Some protesters also threw rocks and debris at motorists and tried to block an entrance to State Route 55 near the convention center.
“I knew this was going to happen,” protestor Daniel Lujan said. “It was going to be a riot. He deserves what he gets.”
“This is the anger people have against Trump,” said Jose Cruz, 21. “It’s not because he’s white — it’s because of what he’s said.”
But despite the protests – or perhaps partially because of them – Trump’s poll numbers are improving. He trailed presumptive Democratic nominee Hillary Clinton by 11 points on March 23 in the RealClearPolitics.com average of polls, but now is tied with her in the average, and has led in three of the most recent five surveys.
Protesters Will Continue To ‘Escalate Their Response’
Black Lives Matter activist Cat Brooks told The Guardian that “A lot of people want to dismiss us as troublemakers and rabble-rousers, but what you’re dealing with are highly sophisticated, very grounded, very committed organizers with a strong vision of what they want the future of this country to look like.”
Protestors plan to block roads, freeway exits and parking lots, Brooks said. She predicted that protestors will continue to try and disrupt Trump with bullhorns and publicity stunts.

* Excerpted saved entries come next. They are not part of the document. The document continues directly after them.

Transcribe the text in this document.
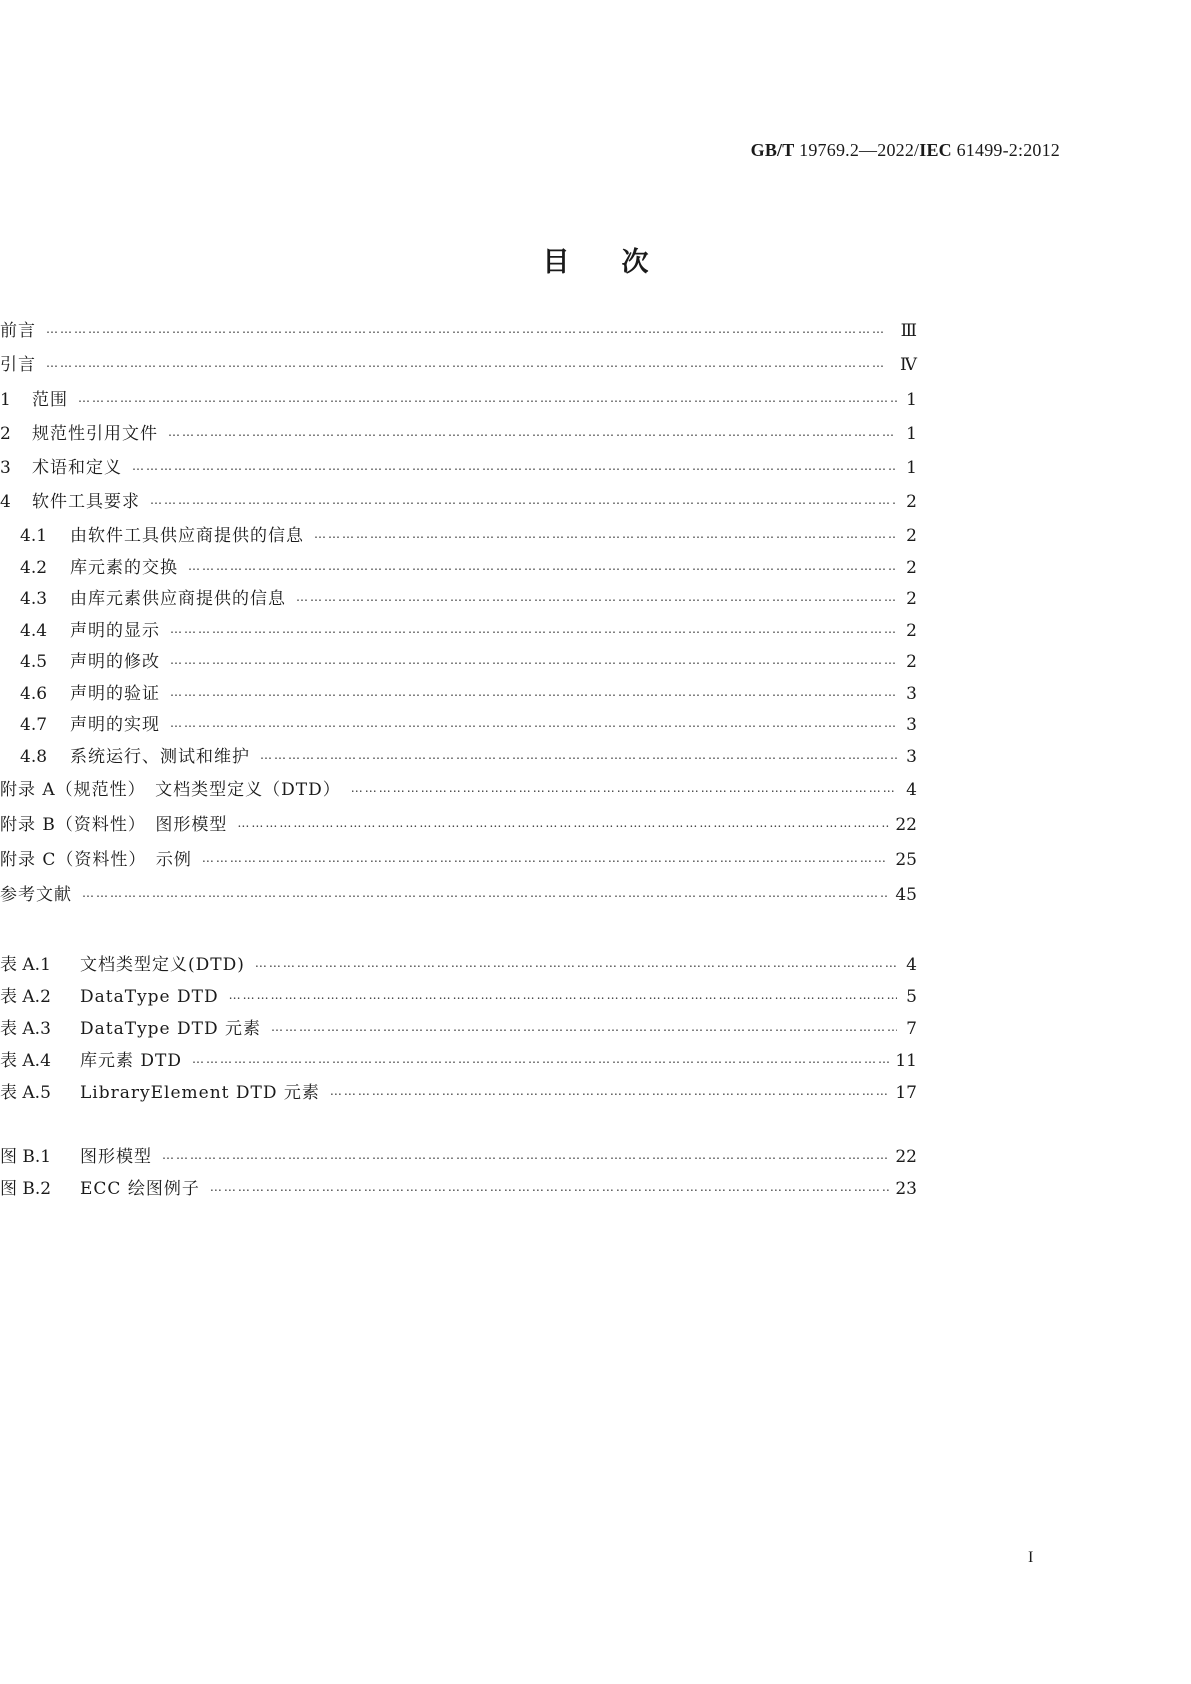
GB/T 19769.2—2022/IEC 61499-2:2012
目次
前言 ………………………………………………………………………………………………………………………………………………………………	Ⅲ
引言 ………………………………………………………………………………………………………………………………………………………………	Ⅳ
1	范围 ………………………………………………………………………………………………………………………………………………………………	1
2	规范性引用文件 ………………………………………………………………………………………………………………………………………………………………	1
3	术语和定义 ………………………………………………………………………………………………………………………………………………………………	1
4	软件工具要求 ………………………………………………………………………………………………………………………………………………………………	2
4.1	由软件工具供应商提供的信息 ………………………………………………………………………………………………………………………………………………………………	2
4.2	库元素的交换 ………………………………………………………………………………………………………………………………………………………………	2
4.3	由库元素供应商提供的信息 ………………………………………………………………………………………………………………………………………………………………	2
4.4	声明的显示 ………………………………………………………………………………………………………………………………………………………………	2
4.5	声明的修改 ………………………………………………………………………………………………………………………………………………………………	2
4.6	声明的验证 ………………………………………………………………………………………………………………………………………………………………	3
4.7	声明的实现 ………………………………………………………………………………………………………………………………………………………………	3
4.8	系统运行、测试和维护 ………………………………………………………………………………………………………………………………………………………………	3
附录 A（规范性）　文档类型定义（DTD） ………………………………………………………………………………………………………………………………………………………………	4
附录 B（资料性）　图形模型 ………………………………………………………………………………………………………………………………………………………………	22
附录 C（资料性）　示例 ………………………………………………………………………………………………………………………………………………………………	25
参考文献 ………………………………………………………………………………………………………………………………………………………………	45
表 A.1	文档类型定义(DTD) ………………………………………………………………………………………………………………………………………………………………	4
表 A.2	DataType DTD ………………………………………………………………………………………………………………………………………………………………	5
表 A.3	DataType DTD 元素 ………………………………………………………………………………………………………………………………………………………………	7
表 A.4	库元素 DTD ………………………………………………………………………………………………………………………………………………………………	11
表 A.5	LibraryElement DTD 元素 ………………………………………………………………………………………………………………………………………………………………	17
图 B.1	图形模型 ………………………………………………………………………………………………………………………………………………………………	22
图 B.2	ECC 绘图例子 ………………………………………………………………………………………………………………………………………………………………	23
I
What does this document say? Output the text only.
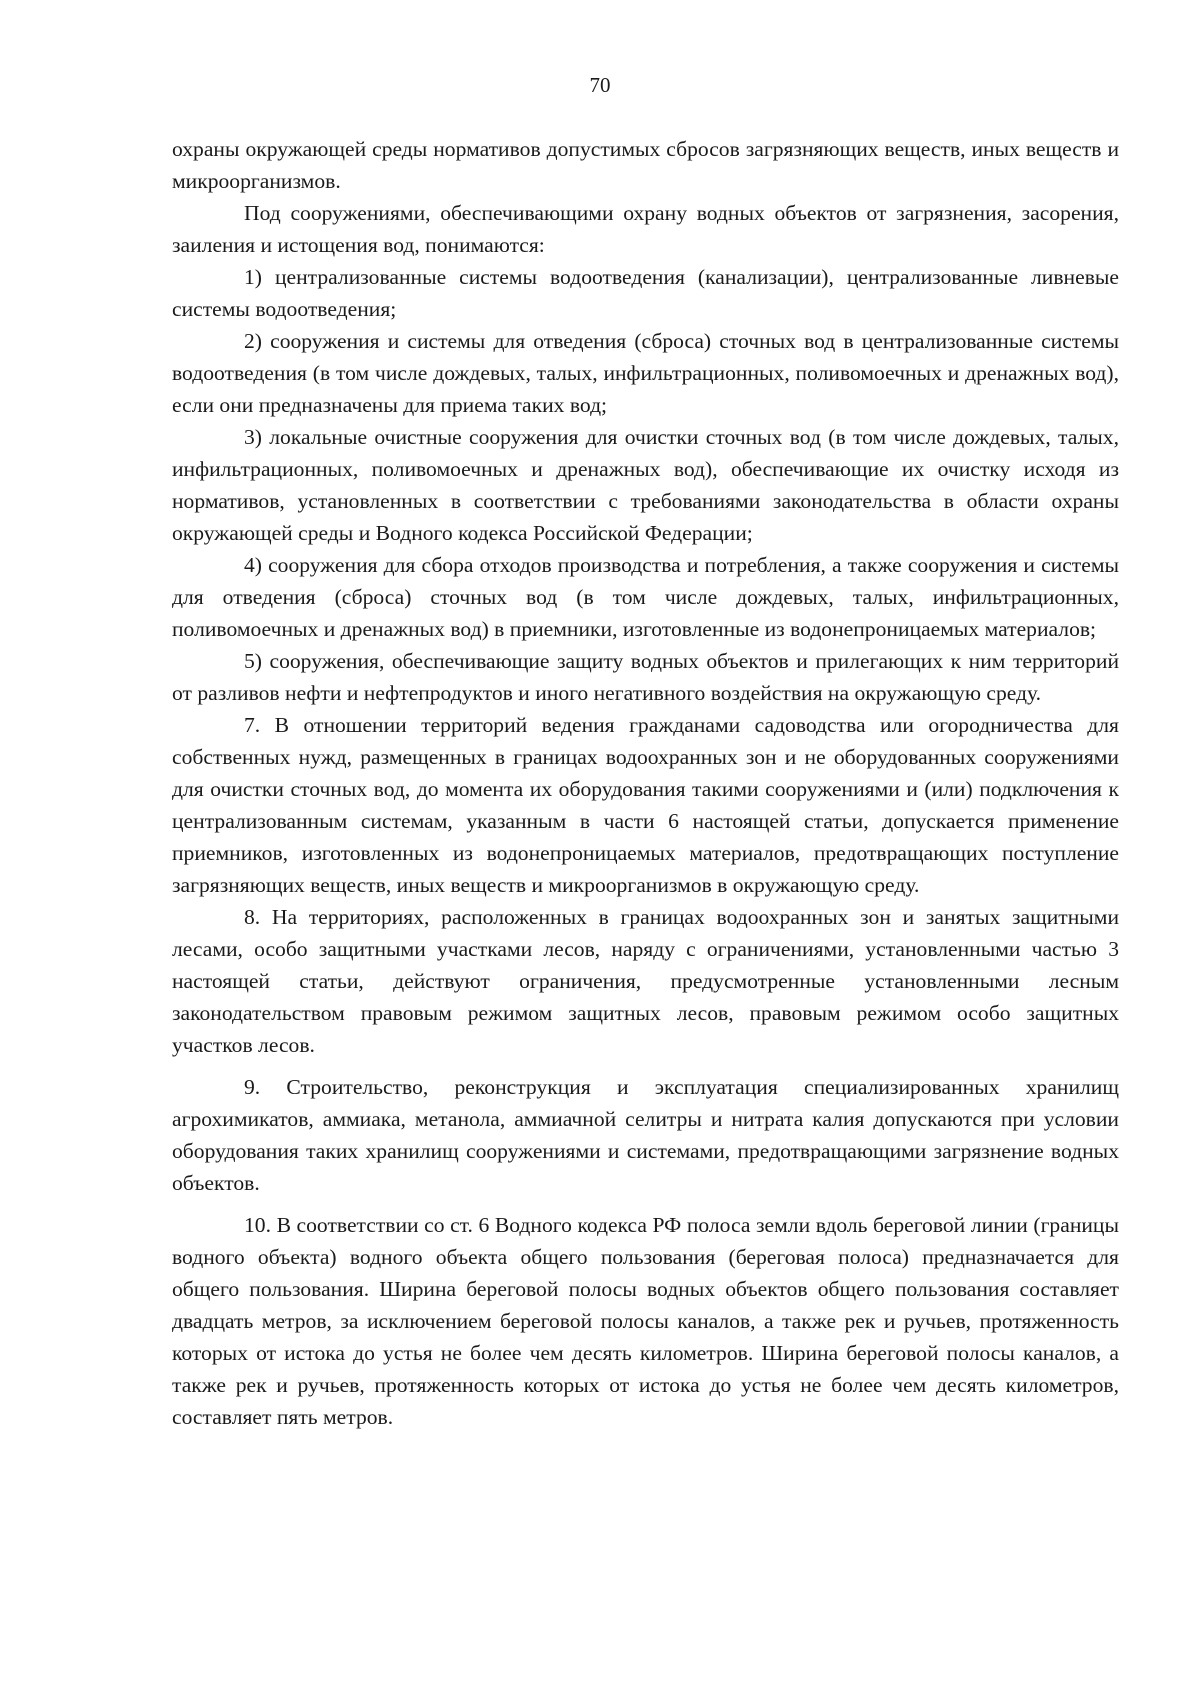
70

охраны окружающей среды нормативов допустимых сбросов загрязняющих веществ, иных веществ и микроорганизмов.

Под сооружениями, обеспечивающими охрану водных объектов от загрязнения, засорения, заиления и истощения вод, понимаются:

1) централизованные системы водоотведения (канализации), централизованные ливневые системы водоотведения;

2) сооружения и системы для отведения (сброса) сточных вод в централизованные системы водоотведения (в том числе дождевых, талых, инфильтрационных, поливомоечных и дренажных вод), если они предназначены для приема таких вод;

3) локальные очистные сооружения для очистки сточных вод (в том числе дождевых, талых, инфильтрационных, поливомоечных и дренажных вод), обеспечивающие их очистку исходя из нормативов, установленных в соответствии с требованиями законодательства в области охраны окружающей среды и Водного кодекса Российской Федерации;

4) сооружения для сбора отходов производства и потребления, а также сооружения и системы для отведения (сброса) сточных вод (в том числе дождевых, талых, инфильтрационных, поливомоечных и дренажных вод) в приемники, изготовленные из водонепроницаемых материалов;

5) сооружения, обеспечивающие защиту водных объектов и прилегающих к ним территорий от разливов нефти и нефтепродуктов и иного негативного воздействия на окружающую среду.

7. В отношении территорий ведения гражданами садоводства или огородничества для собственных нужд, размещенных в границах водоохранных зон и не оборудованных сооружениями для очистки сточных вод, до момента их оборудования такими сооружениями и (или) подключения к централизованным системам, указанным в части 6 настоящей статьи, допускается применение приемников, изготовленных из водонепроницаемых материалов, предотвращающих поступление загрязняющих веществ, иных веществ и микроорганизмов в окружающую среду.

8. На территориях, расположенных в границах водоохранных зон и занятых защитными лесами, особо защитными участками лесов, наряду с ограничениями, установленными частью 3 настоящей статьи, действуют ограничения, предусмотренные установленными лесным законодательством правовым режимом защитных лесов, правовым режимом особо защитных участков лесов.

9. Строительство, реконструкция и эксплуатация специализированных хранилищ агрохимикатов, аммиака, метанола, аммиачной селитры и нитрата калия допускаются при условии оборудования таких хранилищ сооружениями и системами, предотвращающими загрязнение водных объектов.

10. В соответствии со ст. 6 Водного кодекса РФ полоса земли вдоль береговой линии (границы водного объекта) водного объекта общего пользования (береговая полоса) предназначается для общего пользования. Ширина береговой полосы водных объектов общего пользования составляет двадцать метров, за исключением береговой полосы каналов, а также рек и ручьев, протяженность которых от истока до устья не более чем десять километров. Ширина береговой полосы каналов, а также рек и ручьев, протяженность которых от истока до устья не более чем десять километров, составляет пять метров.
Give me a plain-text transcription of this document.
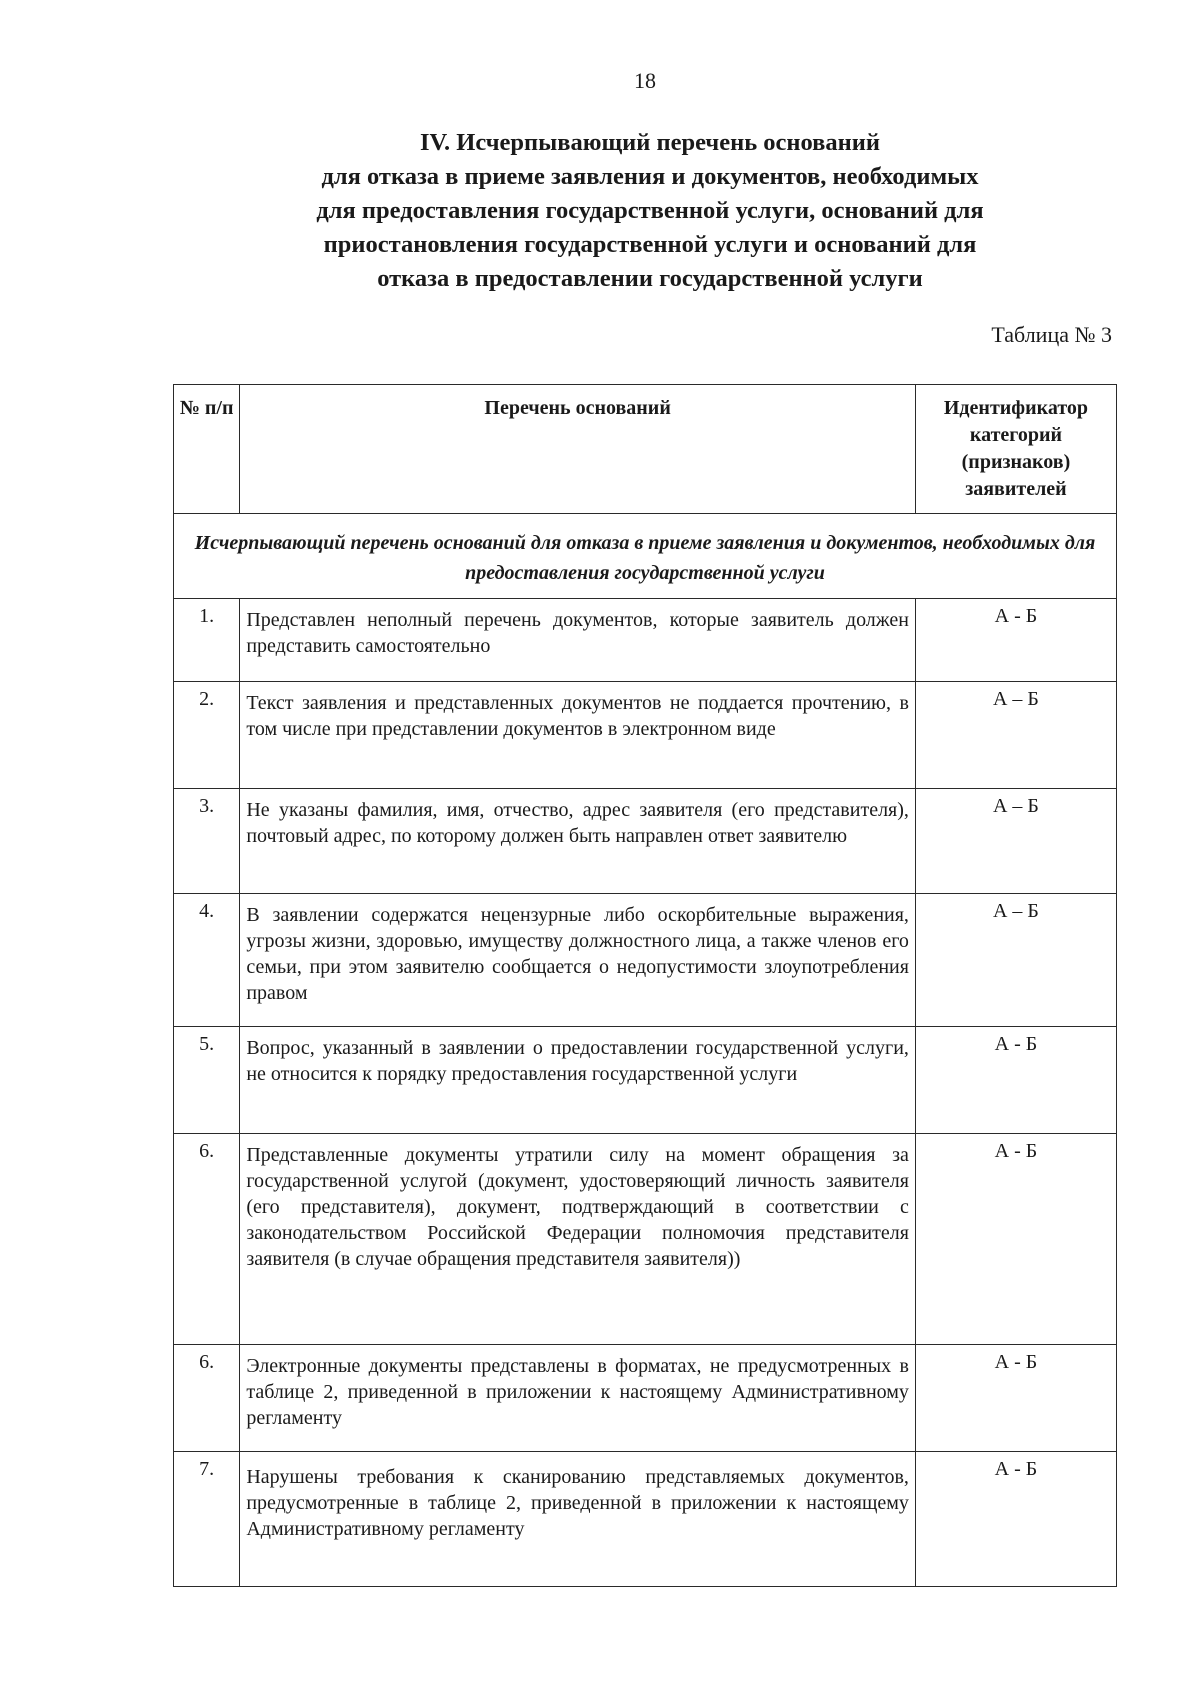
18
IV. Исчерпывающий перечень оснований
для отказа в приеме заявления и документов, необходимых
для предоставления государственной услуги, оснований для
приостановления государственной услуги и оснований для
отказа в предоставлении государственной услуги
Таблица № 3
№ п/п	Перечень оснований	Идентификатор категорий (признаков) заявителей
Исчерпывающий перечень оснований для отказа в приеме заявления и документов, необходимых для предоставления государственной услуги		
1.	Представлен неполный перечень документов, которые заявитель должен представить самостоятельно	А - Б
2.	Текст заявления и представленных документов не поддается прочтению, в том числе при представлении документов в электронном виде	А – Б
3.	Не указаны фамилия, имя, отчество, адрес заявителя (его представителя), почтовый адрес, по которому должен быть направлен ответ заявителю	А – Б
4.	В заявлении содержатся нецензурные либо оскорбительные выражения, угрозы жизни, здоровью, имуществу должностного лица, а также членов его семьи, при этом заявителю сообщается о недопустимости злоупотребления правом	А – Б
5.	Вопрос, указанный в заявлении о предоставлении государственной услуги, не относится к порядку предоставления государственной услуги	А - Б
6.	Представленные документы утратили силу на момент обращения за государственной услугой (документ, удостоверяющий личность заявителя (его представителя), документ, подтверждающий в соответствии с законодательством Российской Федерации полномочия представителя заявителя (в случае обращения представителя заявителя))	А - Б
6.	Электронные документы представлены в форматах, не предусмотренных в таблице 2, приведенной в приложении к настоящему Административному регламенту	А - Б
7.	Нарушены требования к сканированию представляемых документов, предусмотренные в таблице 2, приведенной в приложении к настоящему Административному регламенту	А - Б
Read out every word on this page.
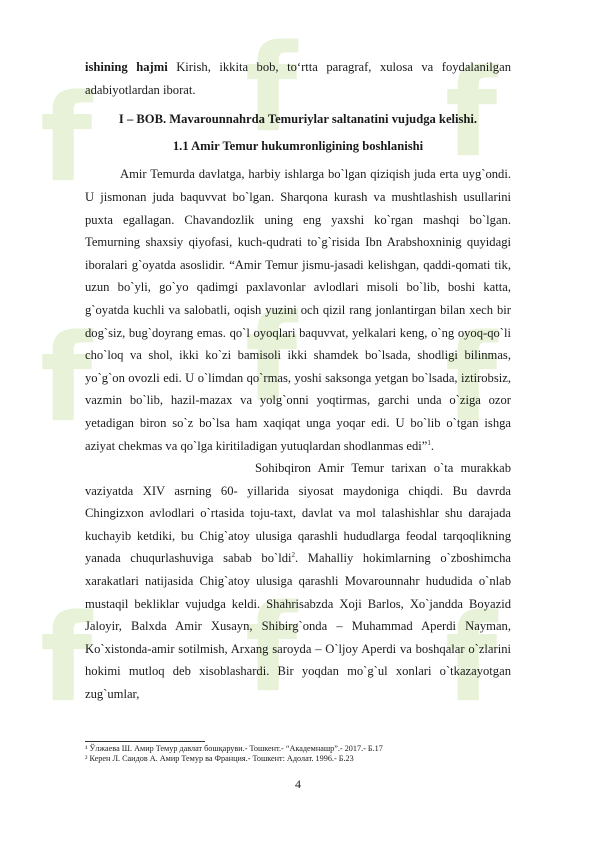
f f f
f f f
f f f

ishining hajmi Kirish, ikkita bob, to‘rtta paragraf, xulosa va foydalanilgan adabiyotlardan iborat.

I – BOB. Mavarounnahrda Temuriylar saltanatini vujudga kelishi.
1.1 Amir Temur hukumronligining boshlanishi

Amir Temurda davlatga, harbiy ishlarga bo`lgan qiziqish juda erta uyg`ondi. U jismonan juda baquvvat bo`lgan. Sharqona kurash va mushtlashish usullarini puxta egallagan. Chavandozlik uning eng yaxshi ko`rgan mashqi bo`lgan. Temurning shaxsiy qiyofasi, kuch-qudrati to`g`risida Ibn Arabshoxninig quyidagi iboralari g`oyatda asoslidir. “Amir Temur jismu-jasadi kelishgan, qaddi-qomati tik, uzun bo`yli, go`yo qadimgi paxlavonlar avlodlari misoli bo`lib, boshi katta, g`oyatda kuchli va salobatli, oqish yuzini och qizil rang jonlantirgan bilan xech bir dog`siz, bug`doyrang emas. qo`l oyoqlari baquvvat, yelkalari keng, o`ng oyoq-qo`li cho`loq va shol, ikki ko`zi bamisoli ikki shamdek bo`lsada, shodligi bilinmas, yo`g`on ovozli edi. U o`limdan qo`rmas, yoshi saksonga yetgan bo`lsada, iztirobsiz, vazmin bo`lib, hazil-mazax va yolg`onni yoqtirmas, garchi unda o`ziga ozor yetadigan biron so`z bo`lsa ham xaqiqat unga yoqar edi. U bo`lib o`tgan ishga aziyat chekmas va qo`lga kiritiladigan yutuqlardan shodlanmas edi”$^1$.

Sohibqiron Amir Temur tarixan o`ta murakkab vaziyatda XIV asrning 60- yillarida siyosat maydoniga chiqdi. Bu davrda Chingizxon avlodlari o`rtasida toju-taxt, davlat va mol talashishlar shu darajada kuchayib ketdiki, bu Chig`atoy ulusiga qarashli hududlarga feodal tarqoqlikning yanada chuqurlashuviga sabab bo`ldi$^2$. Mahalliy hokimlarning o`zboshimcha xarakatlari natijasida Chig`atoy ulusiga qarashli Movarounnahr hududida o`nlab mustaqil bekliklar vujudga keldi. Shahrisabzda Xoji Barlos, Xo`jandda Boyazid Jaloyir, Balxda Amir Xusayn, Shibirg`onda – Muhammad Aperdi Nayman, Ko`xistonda-amir sotilmish, Arxang saroyda – O`ljoy Aperdi va boshqalar o`zlarini hokimi mutloq deb xisoblashardi. Bir yoqdan mo`g`ul xonlari o`tkazayotgan zug`umlar,

¹ Ўлжаева Ш. Амир Темур давлат бошқаруви.- Тошкент.- “Академнашр”.- 2017.- Б.17
² Керен Л. Саидов А. Амир Темур ва Франция.- Тошкент: Адолат. 1996.- Б.23
4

“We have friends and allies all over the country,” San Francisco activist Linda Capato told The Guardian. “The more Trump engages in this hateful rhetoric, the more people will feel compelled to escalate their response.”
Of course, rioting and violence is not confined to Republican events. The Nevada state Democratic convention on May 15 degenerated into a brawl between supporters of US Senator Bernie Sanders (D-Vermont) and Hillary Clinton backers. The Washington Post reported that at least one person was injured when Sanders supporters, who were angry at a vote count, tried to storm a stage.
Some Democrats are now afraid that violence could be repeated at the Democratic National Convention July 25-28 in Philadelphia, MSNBC reported.
Authorities in Cleveland are preparing for riots when that city hosts the Republican National Convention July 18-21.